Archiv


Nichts Neues aus der Anstalt

Bei der Sitzung des ZDF-Verwaltungsrats stand der Fall Brender gar nicht auf der Tagesordnung, denn eine Einigung bei der Besetzung des Posten des Chefredakteurs ist nicht in Sicht. ZDF-Intendant Markus Schächter setzt offenbar auf Zeit, während andere schon mit einer Verfassungsklage drohen.

Von Bernd Gäbler |
    Große Karossen, schwere Themen, keine Entscheidungen
    Nichts Neues aus der Anstalt: auf dem Mainzer Lerchenberg war es heute wie so oft: Limousinen fuhren vor, Akten wurden gewälzt und gewichtige Themen sicher auch. Es tagte der ZDF-Verwaltungsrat. Zwar wurden einige Festmeter Papier durchpflügt, aber gar nicht erst behandelt wurde das Wichtigste: die Ernennung eines Chefredakteurs durch den Intendanten.

    Schächter steht zu Brender
    Am Intendanten Markus Schächter, der sich bald in den USA den weltweit großartigsten Preis, den Emmy Directorate Award, für das weltweit großartigste TV-Management an die stolze Brust heften lassen darf, liegt es nicht. Der hat gesagt, wen er haben will: der amtierende Chefredakteur Nikolaus Brender soll weitermachen. Dazu aber braucht der Intendant, so will es das Gesetz, das "Einvernehmen" des Verwaltungsrats. Das hat er nicht und das bekommt er nicht. Und solange Markus Schächter nicht einlenkt, einen Kompromiss findet oder sich gar beugt, wird er unversehens zum heroischen Kämpfer für die Unabhängigkeit seines Senders. Obwohl er realistischerweise nur eins will: Zeit gewinnen und die Bundestagswahlen abwarten.

    In Mainz ist die Welt noch in Ordnung
    Denn im ZDF wird so entschieden wie immer entschieden wurde: hübsch sortiert nach Farbenlehre und "Freundeskreisen", schwarz und rot, Union und SPD, rechts und links. Während in aller Welt die politische Orientierung aus den Fugen gerät, kein Mensch mehr weiß, ob der Papst als Globalisierungskritiker womöglich links ist oder die DDR immer schon rechts war, es konservative Feministinnen gibt und pazifistische Nationalisten, ist wenigstens in Mainz die Welt noch in Ordnung.

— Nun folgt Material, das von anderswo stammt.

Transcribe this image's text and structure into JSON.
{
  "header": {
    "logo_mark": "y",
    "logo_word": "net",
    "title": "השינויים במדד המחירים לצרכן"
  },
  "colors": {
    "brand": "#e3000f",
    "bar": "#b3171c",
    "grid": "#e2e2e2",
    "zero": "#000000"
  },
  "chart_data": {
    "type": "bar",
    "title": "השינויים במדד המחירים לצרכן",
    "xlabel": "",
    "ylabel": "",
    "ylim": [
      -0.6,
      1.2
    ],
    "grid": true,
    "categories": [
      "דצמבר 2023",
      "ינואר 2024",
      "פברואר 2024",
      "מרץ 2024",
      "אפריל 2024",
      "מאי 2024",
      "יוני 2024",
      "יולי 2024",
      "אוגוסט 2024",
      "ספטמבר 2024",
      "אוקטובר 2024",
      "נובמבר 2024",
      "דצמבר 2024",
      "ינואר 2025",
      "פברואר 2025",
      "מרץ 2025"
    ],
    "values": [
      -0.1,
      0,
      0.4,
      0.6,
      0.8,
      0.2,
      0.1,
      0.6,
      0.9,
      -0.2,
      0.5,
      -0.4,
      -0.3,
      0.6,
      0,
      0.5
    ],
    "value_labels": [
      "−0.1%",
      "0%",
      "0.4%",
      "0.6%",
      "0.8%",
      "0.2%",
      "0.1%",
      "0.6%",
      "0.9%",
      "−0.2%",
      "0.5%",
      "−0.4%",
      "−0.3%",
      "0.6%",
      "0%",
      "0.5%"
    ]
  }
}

    Wenn Intendant und Programmdirektor "schwarz" sind und der Leiter des Hauptstadtbüros "rot", darf der Chefredakteur das nicht auch noch sein. Da sind Großkoalitionäre kleinlich. Ob aber ein unionsnaher Programmdirektor nun tatsächlich ein Quiz mehr einführt oder ein SPD-naher Spielfilmverantwortlicher für bessere Drehbücher sorgt, darf getrost bezweifelt werden.

    Die öffentlich-rechtliche Kulturidee
    "Staatsfern" - so sagt es alle Rechtssprechung – haben öffentlich-rechtliche Sender zu sein. Neun der 14 heute Tagenden sind Ministerpräsidenten, Minister oder Staatssekretäre – amtierend oder a.D.. Eine Rückbindung der Sender an die Gesellschaft soll ja sein. Sie ist auch sicher nicht ohne Politik zu haben, aber das ist eine ganz andere kulturelle Idee von gesellschaftlicher Kommunikation als eine plumpe staatliche Lenkung. Ein kleines Fachgremium könnte sie gut erfüllen.

    Ohnehin ist das größte Wunder, dass am Ende tatsächlich immer noch ein Programm entsteht, dass gearbeitet wird statt nur gesessen, dass produziert wird und nicht nur geredet. Der Wettbewerb zwingt dazu. Und so wird auch der Tag kommen, an dem über die ach so wichtigen und doch so kleinlichen Polit-Sitzungen nur noch homerisch gelacht wird. Das wäre dann tatsächlich mal etwas Neues aus der Anstalt.